In a significant call in the run-up to the upcoming Japanese elections for the leadership of the ruling Liberal Democratic Party, PM Shinzo Abe has urged his fellow partymen to move quicker on the LDP’s push to revise and reform Japan’s constitution. The appeal comes in light of the elections due on the 20th, where PM Abe will hope to stave off a leadership challenge from Shigeru Ishiba.
The appeal to amend the over 70-year old Japanese constitution comes after years of tensions between Japan and North Korea. The latter has over the past few years tested several ballistic missiles in the area, several of which have often passed over the Japanese mainland. And although, the relationship between the two is thawing of late, difficulties remain. Japan is also apprehensive of Chinese actions in the South China Sea.
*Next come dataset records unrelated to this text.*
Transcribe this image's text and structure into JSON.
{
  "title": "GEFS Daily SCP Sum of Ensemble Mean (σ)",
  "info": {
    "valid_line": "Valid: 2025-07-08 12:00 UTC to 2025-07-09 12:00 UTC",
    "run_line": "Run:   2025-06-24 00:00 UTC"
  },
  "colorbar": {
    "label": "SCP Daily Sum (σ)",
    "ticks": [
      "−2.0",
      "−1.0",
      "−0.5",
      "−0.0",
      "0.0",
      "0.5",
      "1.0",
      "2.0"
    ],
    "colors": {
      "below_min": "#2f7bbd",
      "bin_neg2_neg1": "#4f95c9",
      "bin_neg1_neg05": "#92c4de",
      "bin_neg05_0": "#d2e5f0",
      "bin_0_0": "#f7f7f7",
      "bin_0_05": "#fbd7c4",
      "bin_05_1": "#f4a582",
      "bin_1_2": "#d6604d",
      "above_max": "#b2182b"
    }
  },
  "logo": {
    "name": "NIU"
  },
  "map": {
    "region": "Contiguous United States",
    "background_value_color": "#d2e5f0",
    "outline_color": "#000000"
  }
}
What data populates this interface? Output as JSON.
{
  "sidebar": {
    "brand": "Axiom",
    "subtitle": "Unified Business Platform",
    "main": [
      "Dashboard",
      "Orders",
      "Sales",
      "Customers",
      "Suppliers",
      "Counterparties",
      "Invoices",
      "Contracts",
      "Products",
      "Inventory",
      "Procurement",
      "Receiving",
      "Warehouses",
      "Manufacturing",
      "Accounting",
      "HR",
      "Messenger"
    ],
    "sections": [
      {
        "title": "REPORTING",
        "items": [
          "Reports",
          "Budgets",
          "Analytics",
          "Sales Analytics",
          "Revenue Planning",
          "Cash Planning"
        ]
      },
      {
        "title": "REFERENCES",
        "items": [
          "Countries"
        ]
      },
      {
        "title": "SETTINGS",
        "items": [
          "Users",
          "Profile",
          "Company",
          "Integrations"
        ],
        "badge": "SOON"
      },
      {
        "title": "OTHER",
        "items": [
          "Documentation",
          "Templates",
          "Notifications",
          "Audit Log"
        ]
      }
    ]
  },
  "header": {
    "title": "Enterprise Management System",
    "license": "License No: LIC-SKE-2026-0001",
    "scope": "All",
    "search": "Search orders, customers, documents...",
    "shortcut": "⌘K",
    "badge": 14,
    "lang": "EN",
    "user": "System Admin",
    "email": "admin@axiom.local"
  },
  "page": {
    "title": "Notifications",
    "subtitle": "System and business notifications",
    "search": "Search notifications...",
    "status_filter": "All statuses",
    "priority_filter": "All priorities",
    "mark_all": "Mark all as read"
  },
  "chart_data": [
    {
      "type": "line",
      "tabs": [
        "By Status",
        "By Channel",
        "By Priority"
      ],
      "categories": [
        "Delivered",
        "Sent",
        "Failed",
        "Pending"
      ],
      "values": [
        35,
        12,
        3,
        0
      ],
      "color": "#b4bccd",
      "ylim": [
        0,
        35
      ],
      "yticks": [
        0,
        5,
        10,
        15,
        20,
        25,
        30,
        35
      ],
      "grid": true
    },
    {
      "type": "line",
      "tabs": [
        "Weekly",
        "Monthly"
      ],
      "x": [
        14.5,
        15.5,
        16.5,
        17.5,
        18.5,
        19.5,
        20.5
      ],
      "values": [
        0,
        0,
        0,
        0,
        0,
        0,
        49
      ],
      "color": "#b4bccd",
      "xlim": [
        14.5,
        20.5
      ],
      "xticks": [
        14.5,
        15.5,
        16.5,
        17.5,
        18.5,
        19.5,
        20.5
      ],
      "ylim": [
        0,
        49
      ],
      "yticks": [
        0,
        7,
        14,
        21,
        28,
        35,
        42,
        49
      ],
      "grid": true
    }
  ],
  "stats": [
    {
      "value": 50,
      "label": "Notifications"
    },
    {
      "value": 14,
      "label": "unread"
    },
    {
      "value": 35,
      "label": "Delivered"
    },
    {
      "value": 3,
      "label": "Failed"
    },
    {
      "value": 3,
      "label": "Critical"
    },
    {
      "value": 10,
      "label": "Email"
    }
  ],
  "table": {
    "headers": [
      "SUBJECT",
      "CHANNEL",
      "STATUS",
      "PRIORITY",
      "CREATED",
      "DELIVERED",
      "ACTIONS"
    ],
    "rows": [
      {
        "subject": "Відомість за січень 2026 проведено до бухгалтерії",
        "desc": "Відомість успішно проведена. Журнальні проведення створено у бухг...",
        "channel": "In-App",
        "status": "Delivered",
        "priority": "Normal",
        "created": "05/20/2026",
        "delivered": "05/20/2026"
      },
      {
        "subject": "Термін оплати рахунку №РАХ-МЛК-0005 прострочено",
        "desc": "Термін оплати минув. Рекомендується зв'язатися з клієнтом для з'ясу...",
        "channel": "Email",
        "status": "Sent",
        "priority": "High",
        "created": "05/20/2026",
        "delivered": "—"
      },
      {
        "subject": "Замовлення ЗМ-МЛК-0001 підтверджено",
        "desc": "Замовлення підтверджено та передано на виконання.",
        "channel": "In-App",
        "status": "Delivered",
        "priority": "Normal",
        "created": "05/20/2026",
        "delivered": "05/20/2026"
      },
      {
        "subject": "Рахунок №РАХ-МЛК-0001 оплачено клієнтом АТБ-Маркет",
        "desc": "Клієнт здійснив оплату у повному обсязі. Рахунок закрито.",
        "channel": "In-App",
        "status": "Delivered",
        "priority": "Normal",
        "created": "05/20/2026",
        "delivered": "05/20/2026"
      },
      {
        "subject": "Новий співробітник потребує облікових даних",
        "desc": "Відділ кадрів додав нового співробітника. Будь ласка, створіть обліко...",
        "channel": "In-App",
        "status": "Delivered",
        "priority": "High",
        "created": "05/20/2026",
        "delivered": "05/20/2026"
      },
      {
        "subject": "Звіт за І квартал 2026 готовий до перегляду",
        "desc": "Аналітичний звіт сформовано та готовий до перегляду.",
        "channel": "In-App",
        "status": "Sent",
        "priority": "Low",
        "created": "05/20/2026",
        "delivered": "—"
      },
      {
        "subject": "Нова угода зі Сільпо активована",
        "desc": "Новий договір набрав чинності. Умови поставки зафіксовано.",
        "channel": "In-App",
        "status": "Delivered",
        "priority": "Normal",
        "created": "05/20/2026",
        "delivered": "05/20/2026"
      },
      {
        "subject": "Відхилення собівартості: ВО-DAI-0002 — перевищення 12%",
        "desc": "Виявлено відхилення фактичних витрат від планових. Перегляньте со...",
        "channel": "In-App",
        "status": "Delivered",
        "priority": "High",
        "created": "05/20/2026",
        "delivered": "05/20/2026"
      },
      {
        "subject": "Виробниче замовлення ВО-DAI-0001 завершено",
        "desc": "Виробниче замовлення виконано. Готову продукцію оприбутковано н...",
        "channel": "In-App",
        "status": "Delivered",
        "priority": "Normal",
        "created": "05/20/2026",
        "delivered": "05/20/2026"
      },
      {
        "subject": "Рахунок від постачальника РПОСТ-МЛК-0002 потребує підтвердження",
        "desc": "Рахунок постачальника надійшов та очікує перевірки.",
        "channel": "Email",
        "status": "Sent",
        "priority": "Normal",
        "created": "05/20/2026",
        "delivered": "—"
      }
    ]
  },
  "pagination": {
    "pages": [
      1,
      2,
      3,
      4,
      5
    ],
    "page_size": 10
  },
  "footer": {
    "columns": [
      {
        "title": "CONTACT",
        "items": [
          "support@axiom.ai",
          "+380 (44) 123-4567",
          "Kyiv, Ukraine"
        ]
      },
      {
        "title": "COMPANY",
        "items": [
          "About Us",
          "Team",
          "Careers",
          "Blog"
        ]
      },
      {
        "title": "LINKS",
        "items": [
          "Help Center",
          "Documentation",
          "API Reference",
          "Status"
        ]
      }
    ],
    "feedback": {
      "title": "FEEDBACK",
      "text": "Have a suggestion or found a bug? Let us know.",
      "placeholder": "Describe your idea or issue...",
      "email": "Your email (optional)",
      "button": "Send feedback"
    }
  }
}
Shinzo Abe plans to revise the historically pacifist Japanese constitution in light of these tensions, especially Article 9. The stated article though literally suggesting a ban on the maintenance of armed forces, has been interpreted to allow for the maintenance of a force required for the nation’s self-defence. Any such amendment by PM Abe would lend legitimacy to the Japanese Self-Defence forces, as well as stir up the possibility of maintaining a larger force.
Although PM Abe has indicated that his party will submit a proposal for the amendment by the end of fall in the Diet (Japanese Parliament), the move to revise the constitution may be a risky move. Despite geopolitical tensions, the Japanese public is deeply divided on the issue and so are the LDP’s coalition partners. On the other hand, PM Abe has argued that the move would lend pride to the SDP and help them do their duty to Japan.
The leadership elections on the 20th of this month between Abe and Ishiba may just determine the future of Japan’s foreign policy as well as whether the country will continue expanding its armed forces.